We are given a vector \( \mathbf{x} = \begin{bmatrix} -2 \ 1 \end{bmatrix} \) and a scalar \( a = 2 \). Our task is to compute the vector \( a\mathbf{x} \), represent both \( \mathbf{x} \) and \( a\mathbf{x} \) on the plane, and provide a graphical explanation of the relationship between these vectors.

To find \( a\mathbf{x} \), multiply each component of \( \mathbf{x} \) by the scalar \( a \). Therefore, \[ a\mathbf{x} = 2 \cdot \begin{bmatrix} -2 \ 1 \end{bmatrix} = \begin{bmatrix} 2 \cdot (-2) \ 2 \cdot 1 \end{bmatrix} = \begin{bmatrix} -4 \ 2 \end{bmatrix}. \]

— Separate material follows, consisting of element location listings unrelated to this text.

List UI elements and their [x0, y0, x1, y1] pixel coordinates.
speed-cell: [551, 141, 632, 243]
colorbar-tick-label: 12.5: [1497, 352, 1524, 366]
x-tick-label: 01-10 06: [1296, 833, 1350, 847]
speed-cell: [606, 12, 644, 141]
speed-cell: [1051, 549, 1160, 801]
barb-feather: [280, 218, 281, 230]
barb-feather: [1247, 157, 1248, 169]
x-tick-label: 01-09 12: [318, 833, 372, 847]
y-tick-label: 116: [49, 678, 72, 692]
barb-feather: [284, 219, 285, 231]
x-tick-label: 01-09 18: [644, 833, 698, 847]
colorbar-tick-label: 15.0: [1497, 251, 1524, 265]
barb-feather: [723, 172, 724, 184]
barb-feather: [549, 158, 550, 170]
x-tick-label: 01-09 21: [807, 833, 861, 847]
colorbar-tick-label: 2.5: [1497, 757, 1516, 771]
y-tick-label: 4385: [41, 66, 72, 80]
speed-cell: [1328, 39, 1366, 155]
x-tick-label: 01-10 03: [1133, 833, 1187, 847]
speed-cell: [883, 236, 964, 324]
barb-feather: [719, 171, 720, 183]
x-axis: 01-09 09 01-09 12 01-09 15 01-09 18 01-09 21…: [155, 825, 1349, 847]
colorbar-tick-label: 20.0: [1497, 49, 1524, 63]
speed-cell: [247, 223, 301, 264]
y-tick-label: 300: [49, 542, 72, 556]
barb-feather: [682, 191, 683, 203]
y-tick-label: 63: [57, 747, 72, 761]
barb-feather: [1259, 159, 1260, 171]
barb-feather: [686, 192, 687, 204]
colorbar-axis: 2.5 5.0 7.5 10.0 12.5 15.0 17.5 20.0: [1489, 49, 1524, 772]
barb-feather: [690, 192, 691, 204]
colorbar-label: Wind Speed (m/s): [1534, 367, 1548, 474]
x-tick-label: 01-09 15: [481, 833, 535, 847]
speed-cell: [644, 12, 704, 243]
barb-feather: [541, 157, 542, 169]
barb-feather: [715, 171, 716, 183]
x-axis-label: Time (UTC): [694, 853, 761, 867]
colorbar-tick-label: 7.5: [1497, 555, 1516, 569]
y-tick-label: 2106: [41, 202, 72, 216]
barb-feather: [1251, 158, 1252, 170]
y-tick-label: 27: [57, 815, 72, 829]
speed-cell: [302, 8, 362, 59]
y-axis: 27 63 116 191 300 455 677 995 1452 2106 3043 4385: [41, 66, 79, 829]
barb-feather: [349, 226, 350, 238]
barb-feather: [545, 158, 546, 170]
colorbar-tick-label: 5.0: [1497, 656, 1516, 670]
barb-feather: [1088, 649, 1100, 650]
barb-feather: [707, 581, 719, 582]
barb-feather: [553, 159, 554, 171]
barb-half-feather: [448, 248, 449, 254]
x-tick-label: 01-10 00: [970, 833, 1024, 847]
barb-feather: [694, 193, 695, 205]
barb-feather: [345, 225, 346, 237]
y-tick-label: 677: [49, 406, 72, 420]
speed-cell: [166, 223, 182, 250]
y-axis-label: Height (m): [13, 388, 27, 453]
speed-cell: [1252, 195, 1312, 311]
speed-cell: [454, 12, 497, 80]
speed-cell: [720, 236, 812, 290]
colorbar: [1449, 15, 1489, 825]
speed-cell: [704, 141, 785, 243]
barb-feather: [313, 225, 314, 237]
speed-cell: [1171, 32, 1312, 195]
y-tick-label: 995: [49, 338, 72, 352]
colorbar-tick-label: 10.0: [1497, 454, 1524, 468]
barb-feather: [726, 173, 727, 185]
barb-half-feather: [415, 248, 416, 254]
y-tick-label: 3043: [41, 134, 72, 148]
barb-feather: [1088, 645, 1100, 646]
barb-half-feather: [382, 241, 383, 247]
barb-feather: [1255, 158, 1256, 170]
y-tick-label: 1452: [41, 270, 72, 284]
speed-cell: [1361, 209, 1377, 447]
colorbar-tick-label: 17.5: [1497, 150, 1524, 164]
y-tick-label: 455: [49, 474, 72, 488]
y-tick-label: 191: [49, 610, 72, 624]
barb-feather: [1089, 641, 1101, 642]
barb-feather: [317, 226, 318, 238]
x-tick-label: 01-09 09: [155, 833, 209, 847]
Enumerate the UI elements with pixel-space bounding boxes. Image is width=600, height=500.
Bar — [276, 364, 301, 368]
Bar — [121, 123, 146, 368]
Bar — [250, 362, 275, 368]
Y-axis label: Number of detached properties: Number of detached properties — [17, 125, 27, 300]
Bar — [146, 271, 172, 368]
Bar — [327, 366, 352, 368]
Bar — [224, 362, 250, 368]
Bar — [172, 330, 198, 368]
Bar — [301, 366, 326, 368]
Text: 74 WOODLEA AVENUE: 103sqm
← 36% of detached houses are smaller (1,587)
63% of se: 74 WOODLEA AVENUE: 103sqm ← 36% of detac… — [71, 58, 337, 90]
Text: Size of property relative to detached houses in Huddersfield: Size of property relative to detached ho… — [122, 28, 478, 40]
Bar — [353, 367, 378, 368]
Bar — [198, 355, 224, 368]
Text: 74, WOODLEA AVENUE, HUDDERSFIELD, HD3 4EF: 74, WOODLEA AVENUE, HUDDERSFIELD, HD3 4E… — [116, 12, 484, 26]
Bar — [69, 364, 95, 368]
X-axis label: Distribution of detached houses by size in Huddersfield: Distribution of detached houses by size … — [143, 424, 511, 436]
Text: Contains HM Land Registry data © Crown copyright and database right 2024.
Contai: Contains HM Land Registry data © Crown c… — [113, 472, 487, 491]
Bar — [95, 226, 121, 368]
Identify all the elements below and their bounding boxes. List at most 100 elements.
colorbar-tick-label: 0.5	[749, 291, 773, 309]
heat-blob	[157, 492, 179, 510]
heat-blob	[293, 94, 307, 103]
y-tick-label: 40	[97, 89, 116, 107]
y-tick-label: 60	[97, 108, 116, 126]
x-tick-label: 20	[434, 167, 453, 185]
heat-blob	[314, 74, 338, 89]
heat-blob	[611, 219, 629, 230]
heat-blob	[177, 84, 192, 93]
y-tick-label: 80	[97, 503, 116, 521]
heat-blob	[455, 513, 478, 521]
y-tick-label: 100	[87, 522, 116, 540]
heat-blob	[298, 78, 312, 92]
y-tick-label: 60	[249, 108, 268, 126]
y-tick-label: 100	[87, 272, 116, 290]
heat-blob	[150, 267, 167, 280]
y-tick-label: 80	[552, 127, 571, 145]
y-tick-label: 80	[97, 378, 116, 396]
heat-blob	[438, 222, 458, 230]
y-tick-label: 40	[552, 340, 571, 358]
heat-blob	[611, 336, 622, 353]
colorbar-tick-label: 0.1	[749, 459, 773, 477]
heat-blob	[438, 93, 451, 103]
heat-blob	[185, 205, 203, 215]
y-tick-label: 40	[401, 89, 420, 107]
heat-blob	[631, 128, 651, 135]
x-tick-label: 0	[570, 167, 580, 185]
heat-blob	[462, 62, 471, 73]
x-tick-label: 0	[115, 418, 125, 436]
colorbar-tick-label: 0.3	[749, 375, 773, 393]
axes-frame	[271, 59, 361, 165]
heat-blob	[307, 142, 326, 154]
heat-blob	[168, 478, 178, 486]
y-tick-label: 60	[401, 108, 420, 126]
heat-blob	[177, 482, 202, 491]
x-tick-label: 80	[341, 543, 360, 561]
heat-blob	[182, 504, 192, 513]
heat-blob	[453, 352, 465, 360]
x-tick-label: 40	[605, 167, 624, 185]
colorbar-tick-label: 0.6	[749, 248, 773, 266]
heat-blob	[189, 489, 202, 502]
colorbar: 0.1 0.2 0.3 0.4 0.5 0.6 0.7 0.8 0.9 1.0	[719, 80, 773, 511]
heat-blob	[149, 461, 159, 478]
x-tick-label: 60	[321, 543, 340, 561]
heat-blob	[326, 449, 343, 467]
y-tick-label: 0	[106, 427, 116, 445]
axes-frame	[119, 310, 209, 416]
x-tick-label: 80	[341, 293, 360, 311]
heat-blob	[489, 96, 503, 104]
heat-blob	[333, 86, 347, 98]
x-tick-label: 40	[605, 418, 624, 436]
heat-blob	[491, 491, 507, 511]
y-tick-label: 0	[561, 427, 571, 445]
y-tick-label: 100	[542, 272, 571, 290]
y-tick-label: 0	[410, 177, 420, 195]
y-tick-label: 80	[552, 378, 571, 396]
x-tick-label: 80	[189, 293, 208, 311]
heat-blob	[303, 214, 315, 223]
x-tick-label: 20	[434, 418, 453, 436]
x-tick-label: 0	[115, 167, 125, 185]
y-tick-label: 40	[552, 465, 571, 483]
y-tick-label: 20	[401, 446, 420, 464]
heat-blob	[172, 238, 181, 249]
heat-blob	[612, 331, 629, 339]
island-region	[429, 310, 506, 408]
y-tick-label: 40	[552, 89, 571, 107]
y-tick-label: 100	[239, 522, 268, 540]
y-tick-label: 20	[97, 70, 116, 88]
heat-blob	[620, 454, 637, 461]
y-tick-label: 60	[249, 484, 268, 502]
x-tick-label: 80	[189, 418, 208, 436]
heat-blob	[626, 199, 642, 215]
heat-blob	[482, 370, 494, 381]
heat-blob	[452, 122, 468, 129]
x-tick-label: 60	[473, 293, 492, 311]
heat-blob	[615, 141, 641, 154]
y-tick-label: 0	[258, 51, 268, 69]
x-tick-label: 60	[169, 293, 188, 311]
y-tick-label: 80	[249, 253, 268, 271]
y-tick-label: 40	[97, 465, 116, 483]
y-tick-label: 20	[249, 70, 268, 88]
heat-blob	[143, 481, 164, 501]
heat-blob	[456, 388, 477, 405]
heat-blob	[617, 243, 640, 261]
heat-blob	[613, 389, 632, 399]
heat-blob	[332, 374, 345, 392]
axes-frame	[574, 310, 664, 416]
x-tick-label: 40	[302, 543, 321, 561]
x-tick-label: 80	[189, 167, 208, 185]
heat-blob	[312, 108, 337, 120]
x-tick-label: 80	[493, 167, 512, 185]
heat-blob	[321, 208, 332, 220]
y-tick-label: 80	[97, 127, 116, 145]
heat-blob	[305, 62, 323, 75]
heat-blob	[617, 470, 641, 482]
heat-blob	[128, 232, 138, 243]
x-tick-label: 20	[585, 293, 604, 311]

To graphically represent \( \mathbf{x} \) and \( a\mathbf{x} \), plot both vectors starting from the origin point (0,0) on a coordinate plane. The vector \( \mathbf{x} \) points to (-2,1), while the vector \( a\mathbf{x} \) points to (-4,2). Graphically, scaling a vector by a scalar results in the same direction (unless the scalar is negative, in which case the direction is reversed) but with a different length. Here, \( a = 2 \) doubles the length of the vector \( \mathbf{x} \) while maintaining its direction.